JP Morgan says iPhone 17 demand should play a significant role in earnings in Q1 and Q2 2026

Last month, Morgan Stanley raised Apple’s price target to $315 from $305, citing a higher revenue forecast despite rising memory costs.

From the analyst note:

The 3% increase in the price target reflects the investment bank’s unchanged 32x multiple applied to its revised fiscal year 2027 earnings per share estimate of $9.83, up from the previous forecast of $9.55.

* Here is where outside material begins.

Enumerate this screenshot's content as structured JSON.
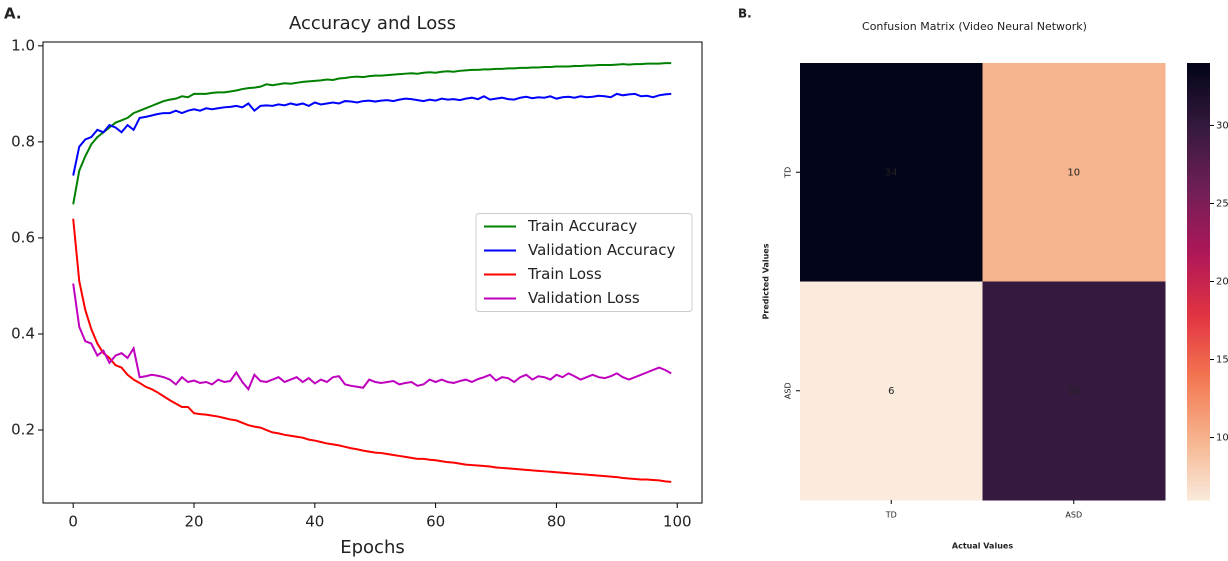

Today, as spotted by AppleInsider, JP Morgan issued its own investor note, which also set its one-year price target on Apple shares at $315, up from $305 from last October.

Here’s AppleInsider:

The note explains that the rise is driven by “higher earnings power” as well as an increased target multiple. Current trades are at a multiple of 30x, which JP Morgan says is below the previous 32x peak when Apple introduced 5G smartphones.

Today’s investor note also reportedly set JP Morgan’s expectations for Apple’s upcoming quarterly results, which are scheduled for January 26.

JP Morgan reportedly expects Apple to report $139.8 billion in revenue for Q1 2026, with the iPhone contributing $80.2 billion, and services totaling $29.9 billion. If confirmed, these numbers would represent year-over-year increases of roughly 12.5% in total revenue, 16.0% in iPhone revenue, and 13.5% in services revenue.